Team-based project developing a propulsion system for biodegradable Autonomous Underwater Vehicle (AUV) applications. The project involved designing and prototyping a propulsion system that is environmentally friendly and efficient for underwater exploration and involved developing a pnuematic outgassing system powered by a pressurized fuel cell of hydrogen peroxide and yeast designed by another team and interfaced with our propulsion system. This project was a pre-thesis capstone project in addition to semster-long coursework for ES96.

Design Choices & Optimization

In designing our propulsion system, our biggest constraints were designing an outgassing system that could both operate efficiently and effectively while still being adaptable for biodegradable materials in further iteration. This ultimately led us to choose the radial outgassing system for its simplicity, robustness, and better performance under low-pressure conditions. Our propulsion team worked alongside a fuel cell team to integrate the propulsion system with the hydrogen peroxide and yeast-powered outgassing system, which involved developing interface goals in which we determined extended bursts of 20-40psi would create a reasonable, yet still effective thrust output. We then went to work designing a propeller with outgassing channels.
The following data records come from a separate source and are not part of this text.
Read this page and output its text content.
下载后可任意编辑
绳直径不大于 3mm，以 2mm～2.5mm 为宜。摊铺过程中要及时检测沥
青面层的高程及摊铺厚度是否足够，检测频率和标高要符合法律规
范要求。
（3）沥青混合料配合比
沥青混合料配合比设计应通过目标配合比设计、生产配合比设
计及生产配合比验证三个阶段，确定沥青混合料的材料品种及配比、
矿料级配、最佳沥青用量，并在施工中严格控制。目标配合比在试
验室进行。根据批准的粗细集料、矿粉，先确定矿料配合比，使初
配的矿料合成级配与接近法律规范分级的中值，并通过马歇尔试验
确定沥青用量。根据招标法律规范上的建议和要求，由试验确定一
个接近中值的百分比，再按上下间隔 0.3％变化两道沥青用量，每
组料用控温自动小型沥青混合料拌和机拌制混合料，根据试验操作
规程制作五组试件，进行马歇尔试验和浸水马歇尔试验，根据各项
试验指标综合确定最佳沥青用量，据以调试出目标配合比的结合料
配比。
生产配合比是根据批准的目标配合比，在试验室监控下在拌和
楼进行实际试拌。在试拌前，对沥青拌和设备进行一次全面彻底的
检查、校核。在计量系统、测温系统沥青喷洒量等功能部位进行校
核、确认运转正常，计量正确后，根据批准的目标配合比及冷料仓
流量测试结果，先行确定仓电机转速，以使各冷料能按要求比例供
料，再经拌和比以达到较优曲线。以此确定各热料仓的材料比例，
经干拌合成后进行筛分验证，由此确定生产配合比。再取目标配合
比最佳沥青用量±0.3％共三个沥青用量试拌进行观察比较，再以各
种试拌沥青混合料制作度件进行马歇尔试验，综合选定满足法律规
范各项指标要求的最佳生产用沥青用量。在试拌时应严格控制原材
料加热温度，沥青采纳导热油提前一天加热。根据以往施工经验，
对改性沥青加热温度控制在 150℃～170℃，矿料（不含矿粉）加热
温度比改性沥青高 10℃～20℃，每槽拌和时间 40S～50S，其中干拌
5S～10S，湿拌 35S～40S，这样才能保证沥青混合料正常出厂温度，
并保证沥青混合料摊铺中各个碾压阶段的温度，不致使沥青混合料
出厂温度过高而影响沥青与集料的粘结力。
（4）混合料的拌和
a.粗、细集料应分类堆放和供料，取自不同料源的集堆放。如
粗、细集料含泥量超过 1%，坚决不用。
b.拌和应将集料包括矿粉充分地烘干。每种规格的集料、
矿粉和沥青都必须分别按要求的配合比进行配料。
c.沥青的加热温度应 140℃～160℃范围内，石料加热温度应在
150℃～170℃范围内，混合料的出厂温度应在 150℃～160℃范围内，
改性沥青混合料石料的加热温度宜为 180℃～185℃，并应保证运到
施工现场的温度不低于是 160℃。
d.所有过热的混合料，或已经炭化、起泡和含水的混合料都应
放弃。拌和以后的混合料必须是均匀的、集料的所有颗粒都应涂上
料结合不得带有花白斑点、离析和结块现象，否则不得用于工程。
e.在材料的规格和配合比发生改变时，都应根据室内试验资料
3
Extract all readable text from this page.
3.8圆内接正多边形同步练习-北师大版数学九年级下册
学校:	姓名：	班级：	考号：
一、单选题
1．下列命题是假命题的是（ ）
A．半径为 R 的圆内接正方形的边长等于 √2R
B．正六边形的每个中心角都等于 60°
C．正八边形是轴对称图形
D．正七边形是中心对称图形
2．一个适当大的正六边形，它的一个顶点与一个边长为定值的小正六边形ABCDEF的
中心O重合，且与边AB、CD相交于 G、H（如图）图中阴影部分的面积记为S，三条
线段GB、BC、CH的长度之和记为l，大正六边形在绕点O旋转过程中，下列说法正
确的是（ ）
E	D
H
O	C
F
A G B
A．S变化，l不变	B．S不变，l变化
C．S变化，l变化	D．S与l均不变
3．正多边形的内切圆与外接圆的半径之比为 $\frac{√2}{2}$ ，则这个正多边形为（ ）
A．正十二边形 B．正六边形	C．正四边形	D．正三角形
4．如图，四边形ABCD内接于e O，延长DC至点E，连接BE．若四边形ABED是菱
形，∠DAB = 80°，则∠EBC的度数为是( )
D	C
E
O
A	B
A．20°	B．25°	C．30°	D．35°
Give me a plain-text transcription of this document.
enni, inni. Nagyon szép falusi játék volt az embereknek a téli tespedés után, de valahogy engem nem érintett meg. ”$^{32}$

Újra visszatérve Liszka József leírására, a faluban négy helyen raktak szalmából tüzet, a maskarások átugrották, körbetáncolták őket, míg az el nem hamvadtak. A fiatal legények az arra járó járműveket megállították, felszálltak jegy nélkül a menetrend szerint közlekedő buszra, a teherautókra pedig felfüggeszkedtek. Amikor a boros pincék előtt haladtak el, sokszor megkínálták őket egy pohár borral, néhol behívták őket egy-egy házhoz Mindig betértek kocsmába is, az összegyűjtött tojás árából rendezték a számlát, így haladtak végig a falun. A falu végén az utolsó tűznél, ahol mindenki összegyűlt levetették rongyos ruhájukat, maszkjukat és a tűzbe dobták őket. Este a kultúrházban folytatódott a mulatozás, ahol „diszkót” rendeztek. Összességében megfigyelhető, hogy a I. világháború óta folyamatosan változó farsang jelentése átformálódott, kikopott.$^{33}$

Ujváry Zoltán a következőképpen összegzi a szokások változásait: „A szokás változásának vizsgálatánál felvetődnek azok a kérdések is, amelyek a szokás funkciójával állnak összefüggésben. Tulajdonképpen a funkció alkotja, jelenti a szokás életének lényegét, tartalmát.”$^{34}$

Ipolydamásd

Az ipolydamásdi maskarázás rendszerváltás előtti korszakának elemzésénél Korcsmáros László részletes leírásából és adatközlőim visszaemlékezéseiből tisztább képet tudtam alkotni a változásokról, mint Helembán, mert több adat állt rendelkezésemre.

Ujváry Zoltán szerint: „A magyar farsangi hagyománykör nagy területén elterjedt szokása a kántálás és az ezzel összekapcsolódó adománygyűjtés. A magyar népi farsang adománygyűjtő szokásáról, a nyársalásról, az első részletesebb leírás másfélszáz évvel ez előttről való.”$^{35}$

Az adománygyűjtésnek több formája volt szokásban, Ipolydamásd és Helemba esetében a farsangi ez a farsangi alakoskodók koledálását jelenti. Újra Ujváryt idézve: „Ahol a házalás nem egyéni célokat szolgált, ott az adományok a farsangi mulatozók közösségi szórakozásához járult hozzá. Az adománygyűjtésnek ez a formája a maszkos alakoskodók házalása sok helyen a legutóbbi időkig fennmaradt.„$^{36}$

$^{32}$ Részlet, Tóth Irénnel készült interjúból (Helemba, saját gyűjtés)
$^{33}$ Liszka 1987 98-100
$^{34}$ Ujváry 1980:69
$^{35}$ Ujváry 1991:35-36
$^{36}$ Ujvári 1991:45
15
Our first iteration had the channels externally attached to the prop, but in further hydrodynamics testing, we found that an integrated approach would be more effective and reduce drag. Additionally, our latest propeller design is much more robust than earlier versions.

Parallel Design Comparison

In our design process, we evaluated multiple propulsion system configurations to determine the most efficient, each with its own advantages and limitations. The three we considered included:

• Converging-Diverging Nozzle Outgassing
• Radial Outgassing from Propeller Blades
• Tesla Turbine Powered Propeller

We ruled out the CD nozzle early since our fuel cell cannot provide the steady, high-quality flow it requires, especially at our relatively low (~30 psi) and inconsistent pressure. We then prototyped both the radial outgassing and Tesla turbine designs and found that radial outgassing produced significantly more thrust and efficiency. The Tesla turbine relies on viscous effects, which are far less effective in water, and also requires tighter manufacturing tolerances. Our ultimate result in testing proved the turbine would nearly completely stall under our low-pressure conditions. In contrast, the radial outgassing system is simpler, more robust, and performs better under low-pressure conditions, making it the most practical choice for our application. Additionally, in considering adaptability for biodegradable materials and precision manufacturing, the radial outgassing system proved to be the most viable option due to tolerance constraints.